The morning could not be fresher. Frannie’s new car is pearled with dew and smells, inside, of French bread. The strawberry patch is professionally laid out in neat rows, and among shiny dark leaves, the heartlike berries weigh into pale straw. The earth is springy and smells of damp. Two maples at the corner of the garden cast black, sharp-edged shadows; everything else sparkles with such sunlight that Florence’s vision vibrates. Ripe berries plop into their hands at a touch. Frannie, it turns out, has brought champagne. “And not only jam,” she is saying, “but a really delicious liqueur my friend has the recipe for. And look over there!
Those two apricot trees bloomed this spring, and that peach. The one next to it is a Chinese chestnut. She lives here alone and hates to see it go to waste. In the fall, she says she has the best apples in the county.” Frannie shades her eyes and looks across the field toward the house. “I was hoping she’d come out. Anyway, last year there were seven bushels on one tree alone.”

“Frannie, I’ve known you all these months, and I’ve never realized what an earth mother you are. I feel like I’ve missed something.”

“Converts are the most ardent, you know.
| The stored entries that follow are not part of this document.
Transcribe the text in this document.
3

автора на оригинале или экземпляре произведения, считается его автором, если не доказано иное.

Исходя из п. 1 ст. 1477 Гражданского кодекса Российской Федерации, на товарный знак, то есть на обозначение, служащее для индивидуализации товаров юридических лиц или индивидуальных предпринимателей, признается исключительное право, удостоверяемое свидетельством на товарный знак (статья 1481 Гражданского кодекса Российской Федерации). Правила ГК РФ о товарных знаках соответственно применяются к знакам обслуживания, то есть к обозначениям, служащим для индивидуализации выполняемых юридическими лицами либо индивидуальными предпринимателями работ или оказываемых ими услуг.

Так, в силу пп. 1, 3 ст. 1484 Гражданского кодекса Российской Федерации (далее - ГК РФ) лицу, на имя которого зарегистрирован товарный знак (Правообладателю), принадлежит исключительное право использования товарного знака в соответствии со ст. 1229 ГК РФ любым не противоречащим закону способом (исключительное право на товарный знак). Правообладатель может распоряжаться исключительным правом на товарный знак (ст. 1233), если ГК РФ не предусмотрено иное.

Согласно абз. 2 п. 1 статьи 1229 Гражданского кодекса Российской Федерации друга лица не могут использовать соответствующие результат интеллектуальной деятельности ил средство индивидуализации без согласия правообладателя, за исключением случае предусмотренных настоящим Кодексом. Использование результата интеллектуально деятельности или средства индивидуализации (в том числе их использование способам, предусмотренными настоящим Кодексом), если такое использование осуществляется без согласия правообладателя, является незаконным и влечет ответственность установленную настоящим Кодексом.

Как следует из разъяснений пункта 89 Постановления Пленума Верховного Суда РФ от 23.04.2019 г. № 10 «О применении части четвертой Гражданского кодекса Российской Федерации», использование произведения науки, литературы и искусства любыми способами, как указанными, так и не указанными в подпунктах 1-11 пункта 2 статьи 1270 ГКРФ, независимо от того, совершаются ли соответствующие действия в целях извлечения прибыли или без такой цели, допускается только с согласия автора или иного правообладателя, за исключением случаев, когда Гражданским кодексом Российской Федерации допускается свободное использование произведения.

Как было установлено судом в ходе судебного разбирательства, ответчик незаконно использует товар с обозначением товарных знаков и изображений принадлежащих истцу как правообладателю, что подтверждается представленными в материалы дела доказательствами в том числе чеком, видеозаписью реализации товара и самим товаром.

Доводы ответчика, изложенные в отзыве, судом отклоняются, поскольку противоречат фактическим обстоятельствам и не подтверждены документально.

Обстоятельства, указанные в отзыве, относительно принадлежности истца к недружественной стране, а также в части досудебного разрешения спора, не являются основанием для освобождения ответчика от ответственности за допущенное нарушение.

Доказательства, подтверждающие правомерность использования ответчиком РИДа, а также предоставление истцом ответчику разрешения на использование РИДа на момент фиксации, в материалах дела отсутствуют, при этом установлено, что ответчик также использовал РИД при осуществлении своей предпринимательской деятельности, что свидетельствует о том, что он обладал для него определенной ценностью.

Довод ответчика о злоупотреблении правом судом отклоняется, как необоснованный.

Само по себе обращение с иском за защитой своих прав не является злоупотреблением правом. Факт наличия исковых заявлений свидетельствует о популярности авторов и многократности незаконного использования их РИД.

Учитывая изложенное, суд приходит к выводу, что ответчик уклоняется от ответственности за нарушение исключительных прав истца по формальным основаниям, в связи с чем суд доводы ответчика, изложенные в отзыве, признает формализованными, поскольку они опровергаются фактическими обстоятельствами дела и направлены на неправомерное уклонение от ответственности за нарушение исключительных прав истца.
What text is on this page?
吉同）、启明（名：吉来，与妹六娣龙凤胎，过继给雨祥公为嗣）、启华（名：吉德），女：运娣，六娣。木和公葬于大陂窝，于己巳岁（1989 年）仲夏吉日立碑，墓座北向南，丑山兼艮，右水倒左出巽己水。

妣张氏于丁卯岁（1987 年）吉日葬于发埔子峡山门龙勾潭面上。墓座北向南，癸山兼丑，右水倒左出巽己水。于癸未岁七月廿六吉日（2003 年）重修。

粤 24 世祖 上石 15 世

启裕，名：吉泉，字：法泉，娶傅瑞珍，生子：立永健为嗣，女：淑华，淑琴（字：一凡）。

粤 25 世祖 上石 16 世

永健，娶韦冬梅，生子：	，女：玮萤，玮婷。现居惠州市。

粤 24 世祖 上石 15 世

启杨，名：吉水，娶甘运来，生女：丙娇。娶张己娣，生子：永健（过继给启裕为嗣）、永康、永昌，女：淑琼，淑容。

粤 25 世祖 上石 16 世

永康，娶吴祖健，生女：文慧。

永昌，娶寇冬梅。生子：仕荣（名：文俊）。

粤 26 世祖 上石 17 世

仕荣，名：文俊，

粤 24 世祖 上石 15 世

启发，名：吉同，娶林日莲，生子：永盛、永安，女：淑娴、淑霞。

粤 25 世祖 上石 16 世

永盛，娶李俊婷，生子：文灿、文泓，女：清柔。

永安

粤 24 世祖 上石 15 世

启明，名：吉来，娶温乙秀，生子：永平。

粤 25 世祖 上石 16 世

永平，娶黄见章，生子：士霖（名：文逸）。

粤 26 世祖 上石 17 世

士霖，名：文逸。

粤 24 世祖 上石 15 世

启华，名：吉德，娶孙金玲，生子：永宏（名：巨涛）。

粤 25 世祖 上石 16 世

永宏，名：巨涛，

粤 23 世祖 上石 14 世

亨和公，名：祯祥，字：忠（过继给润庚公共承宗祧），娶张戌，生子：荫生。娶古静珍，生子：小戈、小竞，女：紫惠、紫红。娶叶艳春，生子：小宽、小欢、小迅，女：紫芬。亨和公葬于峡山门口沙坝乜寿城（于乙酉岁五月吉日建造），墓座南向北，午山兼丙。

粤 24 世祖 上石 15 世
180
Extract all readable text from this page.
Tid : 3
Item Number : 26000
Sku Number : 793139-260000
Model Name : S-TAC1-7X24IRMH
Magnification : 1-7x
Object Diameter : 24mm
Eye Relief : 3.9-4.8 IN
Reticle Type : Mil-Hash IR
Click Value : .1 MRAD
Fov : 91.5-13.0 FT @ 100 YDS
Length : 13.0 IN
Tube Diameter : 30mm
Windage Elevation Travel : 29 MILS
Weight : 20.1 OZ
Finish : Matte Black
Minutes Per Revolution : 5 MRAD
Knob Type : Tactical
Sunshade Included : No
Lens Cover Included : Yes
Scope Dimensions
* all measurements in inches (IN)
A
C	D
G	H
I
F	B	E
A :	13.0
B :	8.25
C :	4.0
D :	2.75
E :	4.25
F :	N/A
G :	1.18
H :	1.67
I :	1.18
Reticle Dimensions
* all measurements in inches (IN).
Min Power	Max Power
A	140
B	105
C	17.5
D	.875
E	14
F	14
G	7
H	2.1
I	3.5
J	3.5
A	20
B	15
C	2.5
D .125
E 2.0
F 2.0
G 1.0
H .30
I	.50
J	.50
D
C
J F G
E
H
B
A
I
But don’t you love the romance of the harvest?” She sucks a berry off the stem.

“The romance of putting up two dozen quarts of tomatoes and a dozen quarts of beans in one evening when the temperature and the humidity are both ninety-five?”

“The romance of opening a jar of strawberry jam in the middle of December!”

“I’d call that the romance of consumption.”

“Call it what you like. Mmmmm!” She bites into another strawberry and glances toward the still house again.

They sit under one of the maples with their shoes off, tearing hunks of bread. Champagne sizzles in their bowl of berries, and the butter is still cool, dewy. Florence is excited. She thinks she will penetrate the marriage mystery at last, then is ashamed of her unseemly curiosity. Still … She says, “Bryan and I saw Philip yesterday.” A lie.